L’armée ukrainienne a affirmé que les rues de la ville, où on craint que des dizaines de milliers de personnes aient été tuées sous l’assaut russe, sont débarrassés de leurs débris en vue d’un défilé là-bas le jour de la Victoire.

Les évaluations des services de renseignement russes indiquaient initialement que la capitale de Kiev tomberait quelques jours après l’invasion, mais la résistance ukrainienne acharnée et un front uni à l’Ouest ont maintenant changé le type de jour de la victoire que le Kremlin commémorera. Même ainsi, Poutine conserve un contrôle étroit du récit autour de la guerre, et jusqu’à présent, l’impact qui pourrait se répercuter chez lui lorsque la nouvelle des milliers de Russes tués émerge, n’a pas été ressenti.

“Je suis sûr que Poutine aurait adoré avoir la victoire à annoncer pour le Jour de la Victoire”, a déclaré Galeotti à ABC News. “Mais … quand vous avez tous les médias d’État sous votre contrôle et que vous avez évincé tous les éléments des médias indépendants, d’une certaine manière, vous arrivez à écrire le récit, et alors le récit sera que Marioupol est gagné, que ce n’a jamais été question de prendre toute l’Ukraine.”
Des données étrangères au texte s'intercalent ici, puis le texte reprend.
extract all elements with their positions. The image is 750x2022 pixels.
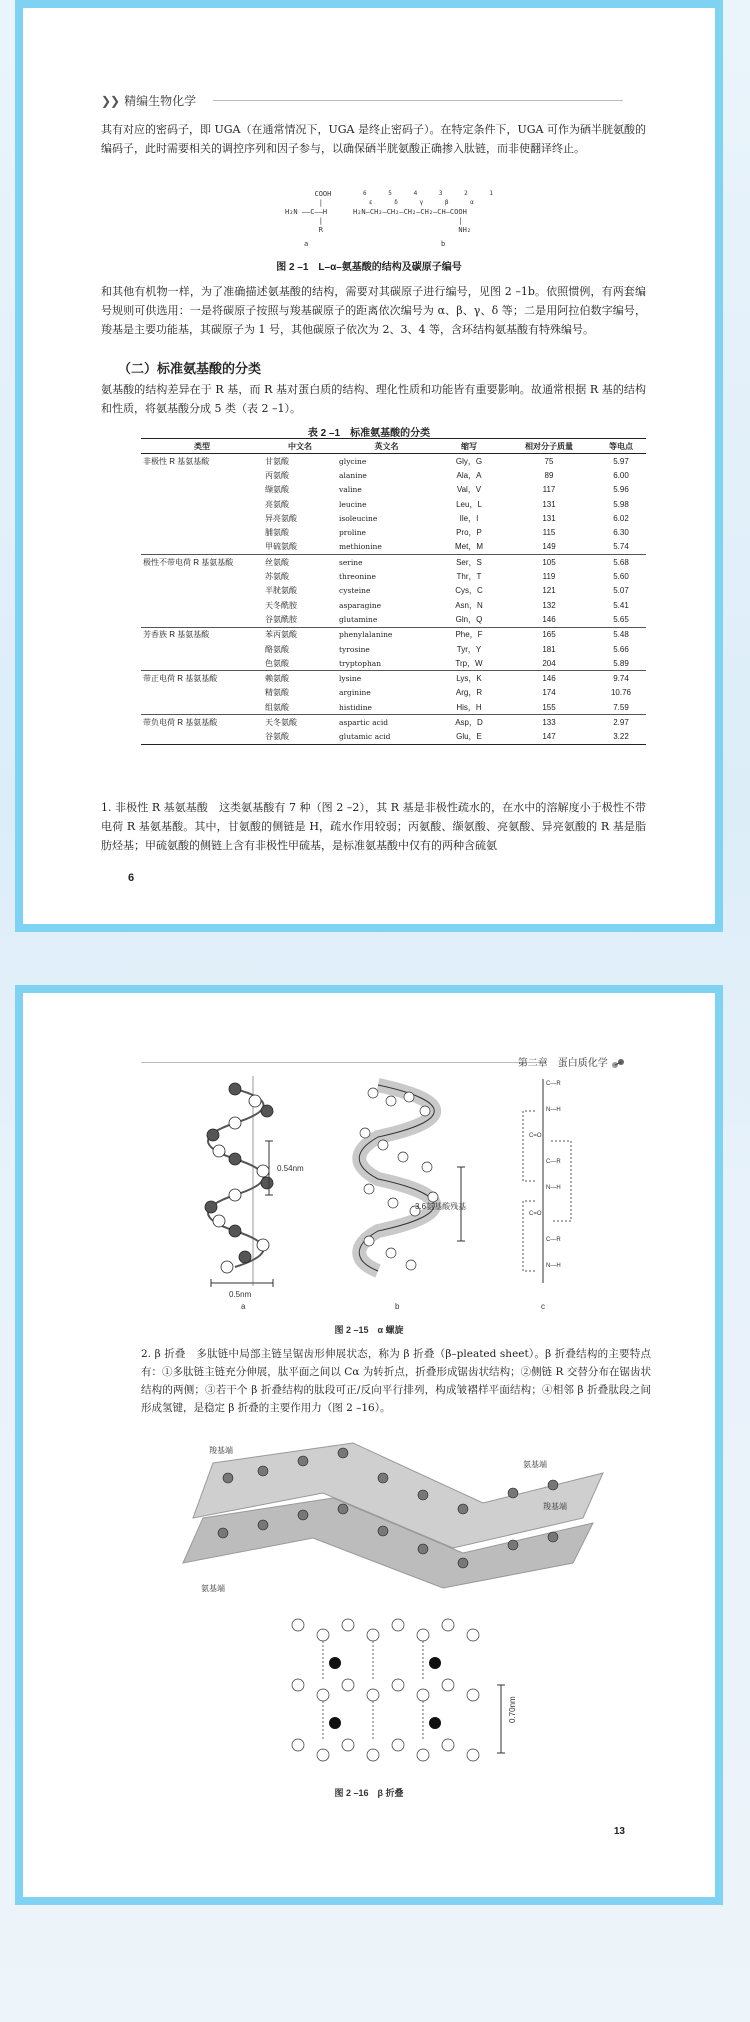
- cell-chinese: 苏氨酸: [265, 572, 289, 582]
- table-row: [141, 483, 646, 497]
- cell-english: valine: [339, 485, 362, 495]
- cell-mw: 115: [542, 528, 556, 538]
- cell-english: methionine: [339, 542, 382, 552]
- chapter-title: 第二章 蛋白质化学: [517, 1058, 608, 1069]
- table-row: [141, 555, 646, 570]
- cell-pi: 10.76: [610, 688, 632, 698]
- cell-type: 极性不带电荷 R 基氨基酸: [141, 555, 263, 570]
- cell-type: [141, 525, 263, 539]
- cell-pi: 5.41: [613, 600, 629, 610]
- cell-chinese: 甘氨酸: [265, 456, 289, 466]
- cell-english: alanine: [339, 470, 367, 480]
- carboxyl-end-label-2: 羧基端: [543, 1502, 567, 1511]
- cell-chinese: 精氨酸: [265, 688, 289, 698]
- cell-mw: 146: [502, 671, 596, 686]
- cell-pi: 9.74: [596, 671, 646, 686]
- table-header-row: [141, 439, 646, 454]
- cell-pi: 5.89: [613, 658, 629, 668]
- cell-abbr: Leu，L: [456, 499, 482, 509]
- cell-chinese: 半胱氨酸: [265, 586, 297, 596]
- page-number: 13: [613, 1826, 625, 1837]
- table-row: [141, 686, 646, 700]
- paragraph-classification: 氨基酸的结构差异在于 R 基，而 R 基对蛋白质的结构、理化性质和功能皆有重要影响。故通常根据 R 基的结构和性质，将氨基酸分成 5 类（表 2 –1）。: [101, 383, 646, 415]
- double-chevron-icon: ❯❯: [101, 94, 120, 108]
- cell-mw: 119: [542, 572, 556, 582]
- cell-type: [141, 584, 263, 598]
- cell-type: [141, 497, 263, 511]
- cell-type: [141, 700, 263, 715]
- cell-english: cysteine: [339, 586, 371, 596]
- cell-type: [141, 483, 263, 497]
- table-row: [141, 627, 646, 642]
- table-row: [141, 511, 646, 525]
- table-row: [141, 671, 646, 686]
- greek-carbon-labels: ε δ γ β α: [369, 199, 474, 206]
- cell-mw: 174: [542, 688, 556, 698]
- cell-abbr: Thr，T: [456, 572, 482, 582]
- cell-english: arginine: [339, 688, 371, 698]
- width-label: 0.5nm: [229, 1290, 252, 1299]
- table-row: [141, 569, 646, 583]
- cell-type: [141, 540, 263, 555]
- cell-chinese: 异亮氨酸: [265, 513, 297, 523]
- carboxyl-end-label-1: 羧基端: [209, 1446, 233, 1455]
- col-header-abbr: 缩写: [436, 439, 502, 454]
- cell-mw: 131: [542, 513, 556, 523]
- cell-abbr: Ile，I: [459, 513, 479, 523]
- table-row: [141, 454, 646, 469]
- amino-acid-table: [141, 438, 646, 745]
- cell-mw: 146: [542, 614, 556, 624]
- cell-mw: 75: [544, 456, 554, 466]
- cell-abbr: Glu，E: [436, 730, 502, 745]
- chapter-header: [518, 1054, 625, 1070]
- cell-abbr: Asp，D: [436, 715, 502, 730]
- cell-abbr: Ala，A: [456, 470, 482, 480]
- table-row: [141, 468, 646, 482]
- cell-english: glycine: [339, 456, 367, 466]
- cell-abbr: Tyr，Y: [456, 644, 482, 654]
- beta-strand-atom-diagram: [292, 1619, 505, 1761]
- cell-chinese: 脯氨酸: [265, 528, 289, 538]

D’après les informations disponibles, l’opinion publique semble être étroitement favorable à la guerre en Russie, bien que Galeotti ait déclaré que l’image projetée de “l’opération spéciale” dans les médias russes n’a “rien à voir avec la réalité de ce qui s’est passé”.

Quoi que Poutine dise dans son discours du Jour de la Victoire, rien n’indique que la Russie sera c’était bientôtmême si leurs objectifs de guerre ont maintenant changé pour créer un corridor terrestre vers la Crimée.

“Poutine doit ‘gagner’, ou pour le dire différemment, il n’a pas de marche arrière”, a déclaré Kelly. “Cela signifie que son seul moyen de réagir à une erreur de calcul est de riposter. Toutes les preuves suggèrent qu’il s’attendait à un effondrement rapide des forces armées ukrainiennes du type de celui qui s’est produit en Crimée en 2014. Et il ne s’attendait pas à un refoulement de l’Occident. pays au niveau où il a été. L’Ukraine a été un choc des deux points de vue et est le plus grand défi de sa carrière politique.”